Following several successful lawsuits, the Brooke Group/Liggett settlement agreement, and the FDA's promulgation of its rule regulating tobacco, discussion began regarding a possible global legislative settlement of all tobacco litigation. U.S. Senate Majority Leader Trent Lott agreed to broker an agreement that would allow the tobacco industry to avoid FDA regulation and receive immunity from product liability suits for fifteen years. Talks regarding this proposed global settlement began in March 1997.

Preliminary reports indicate that the proposed settlement calls for the tobacco industry to pay billions of dollars in increasing amounts over fifteen years. The money would be administered by an administrator appointed by the president and would be paid out in grants to all fifty states. The plan also calls for the industry to drop the lawsuits it has brought against industry defectors and whistle-blowers in exchange for immunity from virtually all liability suits for the next fifteen years. By late 1997, the global settlement talks had not produced a final agreement but were proceeding. The parties reported that they were hopeful that an agreement would be reached in the near future.

Criminal Charges
In the 1990s federal criminal investigators began to prepare a case against the tobacco companies and their executives and scientists, four trade associations and industry-funded groups, a scientific consulting group, a public relations consulting firm, two companies that serve as suppliers to the tobacco companies, and a company-funded research group. The alleged crimes include federal perjury, mail fraud, wire fraud, false advertising, criminal conspiracy, criminal racketeering, and the deception of the public, federal agencies, and Congress.

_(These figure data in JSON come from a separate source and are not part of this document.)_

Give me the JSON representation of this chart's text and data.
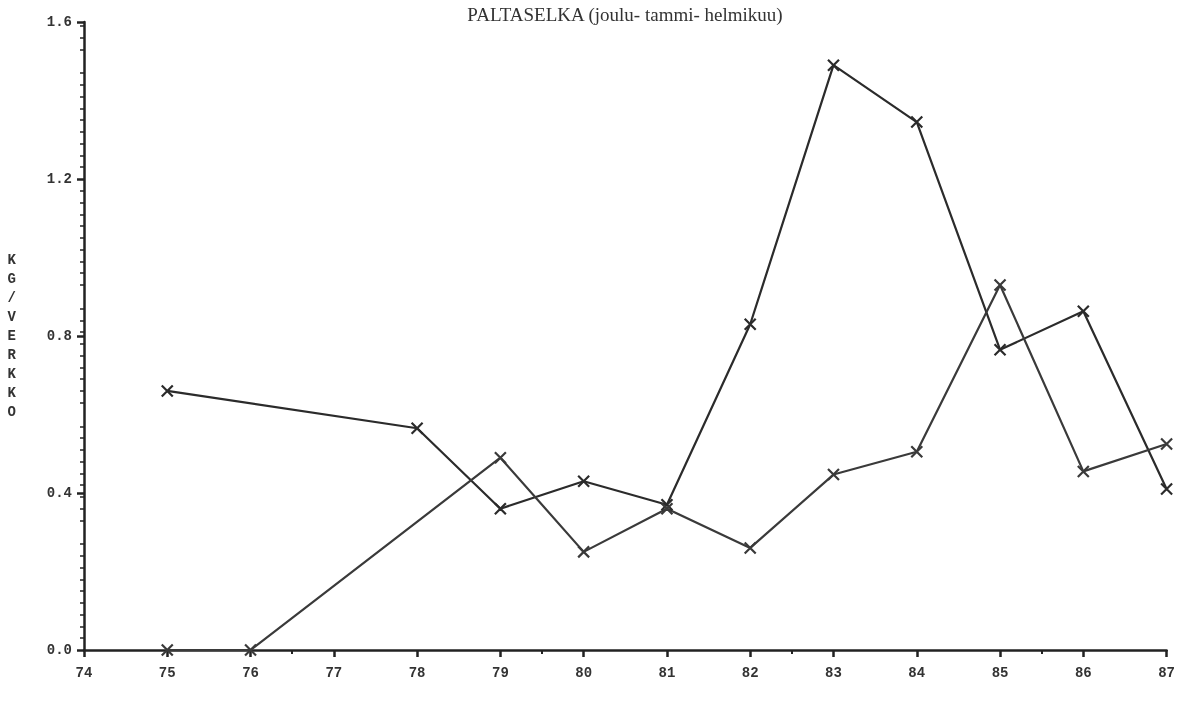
{
  "chart_data": {
    "type": "line",
    "title": "PALTASELKA (joulu- tammi- helmikuu)",
    "ylabel": "KG/VERKKO",
    "series": [
      {
        "color": "#2b2b2b",
        "marker": "cross",
        "x": [
          75,
          78,
          79,
          80,
          81,
          82,
          83,
          84,
          85,
          86,
          87
        ],
        "values": [
          0.66,
          0.565,
          0.36,
          0.43,
          0.37,
          0.83,
          1.49,
          1.345,
          0.765,
          0.863,
          0.41
        ]
      },
      {
        "color": "#3a3a3a",
        "marker": "cross",
        "x": [
          75,
          76,
          79,
          80,
          81,
          82,
          83,
          84,
          85,
          86,
          87
        ],
        "values": [
          0.0,
          0.0,
          0.49,
          0.25,
          0.36,
          0.26,
          0.447,
          0.505,
          0.93,
          0.455,
          0.525
        ]
      }
    ],
    "xlim": [
      74,
      87
    ],
    "xticks": [
      74,
      75,
      76,
      77,
      78,
      79,
      80,
      81,
      82,
      83,
      84,
      85,
      86,
      87
    ],
    "ylim": [
      0,
      1.6
    ],
    "yticks": [
      {
        "value": 0,
        "label": "0.0"
      },
      0.4,
      0.8,
      1.2,
      1.6
    ],
    "line_style": "solid"
  }
}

One criminal investigation is looking at possible perjury on the part of the industry's chief executive officers while testifying before Congress in April 1994 regarding the addictive qualities of nicotine. Another criminal probe is considering whether the industry misled its shareholders by misrepresenting industry knowledge of the physiological effects of tobacco products. Another investigation is focusing on allegations that an indoor air quality testing company accepted money from tobacco companies to distort test results. Still another probe is investigating the industry's Council for Tobacco Research, including the validity of its nonprofit status and whether it hid research results regarding smoking and health from the government. Finally, a probe is investigating allegations that tobacco companies smuggled cigarettes into Canada to avoid paying Canada's high cigarette taxes. The results of these criminal investigations remain to be seen.